Make Learning Your Software Fun
I have to say that both academia and corporations suffer from taking themselves too seriously. Sure there is a certain amount of propriety that you have to have with your clients, but people like having fun. They want to enjoy themselves. So why is it that science becomes such a fun-sucker? I mean you would think that having subjects like “funology” would be a great topic, but the scientific approach makes everyone stuffy. Then you visit the campus of MIT or something like that and people have robot powered couches and other cool stuff. Why? Because it’s fun!
If you play video games, you’ll invariably have to learn something before you really get into the game. The rules of fighting, how to get around, etc. Some games are better than others about teaching you what to do without making it feel like a classroom setting. Ok, press the ‘X’ button two times really fast… Thankfully the education levels are usually pretty quick. It’s a pity you can’t say “I already played the game, can’t I skip the class?”.

If there is one thing that video games can teach us “serious” programmers (you can take yourself too seriously) is that if you properly reward your users for good actions, then they will keep doing it. Whether it was the intention or not, the Ruby on Rails framework teaches us how the writer of the application prefers to do web applications. The naming scheme for tables and the wiring of controllers, helpers, views, and models into one application all have their rewards. The fundamental reward for us developers is that if we do it the blessed way, we have less work to do with configuring and wiring things together. Even the code generators teach by example how to do things like how to do CRUD actions (the scaffolding feature). It now becomes fun to write web applications because we are rewarded for most things. Our imagination will help us overcome those obstacles that are beyond the basics we learned from the framework.

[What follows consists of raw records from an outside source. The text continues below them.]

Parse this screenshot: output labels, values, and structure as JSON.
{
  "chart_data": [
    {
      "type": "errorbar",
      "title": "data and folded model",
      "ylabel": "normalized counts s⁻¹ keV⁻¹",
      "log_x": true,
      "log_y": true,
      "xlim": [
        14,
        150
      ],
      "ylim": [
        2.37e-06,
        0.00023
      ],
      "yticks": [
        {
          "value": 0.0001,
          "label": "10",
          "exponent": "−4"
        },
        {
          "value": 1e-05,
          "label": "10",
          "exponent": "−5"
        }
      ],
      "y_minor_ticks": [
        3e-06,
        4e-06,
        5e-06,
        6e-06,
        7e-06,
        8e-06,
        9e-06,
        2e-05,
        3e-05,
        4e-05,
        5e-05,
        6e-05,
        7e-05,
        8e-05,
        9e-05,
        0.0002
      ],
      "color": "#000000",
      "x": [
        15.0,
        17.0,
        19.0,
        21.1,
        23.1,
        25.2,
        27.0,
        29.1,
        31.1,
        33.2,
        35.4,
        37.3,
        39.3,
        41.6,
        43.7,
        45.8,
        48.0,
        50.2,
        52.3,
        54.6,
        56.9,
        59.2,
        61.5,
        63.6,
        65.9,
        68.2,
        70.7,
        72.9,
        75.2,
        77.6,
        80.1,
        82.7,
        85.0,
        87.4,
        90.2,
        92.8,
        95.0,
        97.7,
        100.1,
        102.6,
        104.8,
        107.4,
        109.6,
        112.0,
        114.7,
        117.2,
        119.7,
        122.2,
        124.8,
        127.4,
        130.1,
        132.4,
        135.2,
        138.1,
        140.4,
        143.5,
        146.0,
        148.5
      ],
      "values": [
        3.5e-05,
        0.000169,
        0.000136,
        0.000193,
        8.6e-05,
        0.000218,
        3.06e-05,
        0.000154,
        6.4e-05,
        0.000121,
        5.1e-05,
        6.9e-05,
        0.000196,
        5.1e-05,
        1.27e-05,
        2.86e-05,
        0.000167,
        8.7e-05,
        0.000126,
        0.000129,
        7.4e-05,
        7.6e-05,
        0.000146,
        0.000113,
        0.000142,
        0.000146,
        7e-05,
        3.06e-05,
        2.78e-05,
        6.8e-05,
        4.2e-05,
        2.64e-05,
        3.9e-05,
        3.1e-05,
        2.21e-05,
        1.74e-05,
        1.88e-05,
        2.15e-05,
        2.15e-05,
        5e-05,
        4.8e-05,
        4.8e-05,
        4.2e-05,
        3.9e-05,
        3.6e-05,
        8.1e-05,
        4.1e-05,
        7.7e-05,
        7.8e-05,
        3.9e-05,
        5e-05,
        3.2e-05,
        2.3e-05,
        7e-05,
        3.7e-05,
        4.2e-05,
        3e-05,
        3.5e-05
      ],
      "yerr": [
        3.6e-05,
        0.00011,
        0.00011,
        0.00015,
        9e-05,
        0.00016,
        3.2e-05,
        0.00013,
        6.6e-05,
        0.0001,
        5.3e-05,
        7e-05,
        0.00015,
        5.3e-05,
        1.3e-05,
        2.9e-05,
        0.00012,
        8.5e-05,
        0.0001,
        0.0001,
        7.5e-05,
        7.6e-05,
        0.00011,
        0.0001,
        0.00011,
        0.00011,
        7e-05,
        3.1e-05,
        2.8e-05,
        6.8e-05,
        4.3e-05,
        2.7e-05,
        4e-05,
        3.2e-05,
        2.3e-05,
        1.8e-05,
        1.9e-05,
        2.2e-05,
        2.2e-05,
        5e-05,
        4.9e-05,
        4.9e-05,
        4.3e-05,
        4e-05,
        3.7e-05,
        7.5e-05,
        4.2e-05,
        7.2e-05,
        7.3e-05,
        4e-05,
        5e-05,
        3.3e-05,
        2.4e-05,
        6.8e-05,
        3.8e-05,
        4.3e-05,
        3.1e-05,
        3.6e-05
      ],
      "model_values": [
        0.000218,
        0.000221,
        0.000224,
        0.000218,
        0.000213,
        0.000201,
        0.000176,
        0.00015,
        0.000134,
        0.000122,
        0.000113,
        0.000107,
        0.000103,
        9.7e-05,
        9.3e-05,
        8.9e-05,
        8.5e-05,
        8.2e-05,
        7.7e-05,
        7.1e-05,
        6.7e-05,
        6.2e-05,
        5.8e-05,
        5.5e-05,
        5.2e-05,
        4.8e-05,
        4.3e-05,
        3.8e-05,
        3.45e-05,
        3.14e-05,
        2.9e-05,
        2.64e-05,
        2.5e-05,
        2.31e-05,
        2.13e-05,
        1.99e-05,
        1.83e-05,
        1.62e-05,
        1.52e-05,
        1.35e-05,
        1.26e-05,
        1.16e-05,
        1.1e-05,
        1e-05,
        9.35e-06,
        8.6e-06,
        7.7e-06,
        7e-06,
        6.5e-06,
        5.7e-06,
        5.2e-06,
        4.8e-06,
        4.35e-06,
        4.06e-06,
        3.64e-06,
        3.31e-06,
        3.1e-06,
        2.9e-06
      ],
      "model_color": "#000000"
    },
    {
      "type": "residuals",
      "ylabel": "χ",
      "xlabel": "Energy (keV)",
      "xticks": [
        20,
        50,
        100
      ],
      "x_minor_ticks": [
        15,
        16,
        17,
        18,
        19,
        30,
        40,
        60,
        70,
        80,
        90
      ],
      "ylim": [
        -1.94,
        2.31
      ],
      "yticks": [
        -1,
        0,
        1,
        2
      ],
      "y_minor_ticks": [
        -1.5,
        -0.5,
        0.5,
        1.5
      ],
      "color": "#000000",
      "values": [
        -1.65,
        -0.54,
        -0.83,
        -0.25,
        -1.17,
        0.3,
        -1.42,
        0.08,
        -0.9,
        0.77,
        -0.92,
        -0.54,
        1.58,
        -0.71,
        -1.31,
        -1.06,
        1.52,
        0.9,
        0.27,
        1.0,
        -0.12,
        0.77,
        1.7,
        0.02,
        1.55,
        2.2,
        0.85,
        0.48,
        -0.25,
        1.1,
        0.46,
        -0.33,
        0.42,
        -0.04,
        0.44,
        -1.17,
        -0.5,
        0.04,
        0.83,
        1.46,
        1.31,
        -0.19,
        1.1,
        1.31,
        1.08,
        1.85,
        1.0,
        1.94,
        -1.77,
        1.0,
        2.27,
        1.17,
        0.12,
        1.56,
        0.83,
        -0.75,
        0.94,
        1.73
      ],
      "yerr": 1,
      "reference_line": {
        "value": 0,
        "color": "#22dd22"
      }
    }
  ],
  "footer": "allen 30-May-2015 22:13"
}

There is nothing that says we can’t use the same model for our applications. If our users learn how to use the app to make their lives better in simple, yet profound ways, they will want to become power users. If the users never get over the “I suck” threshold, even after examples and handholding, you will lose them. Making learning to be a fun activity doesn’t require a hippie teacher standing in front of a classroom with a guitar singing the times tables to the tune of “Gilligan’s Isle”. It just means that you make your users feel empowered, cool, or at the very least useful.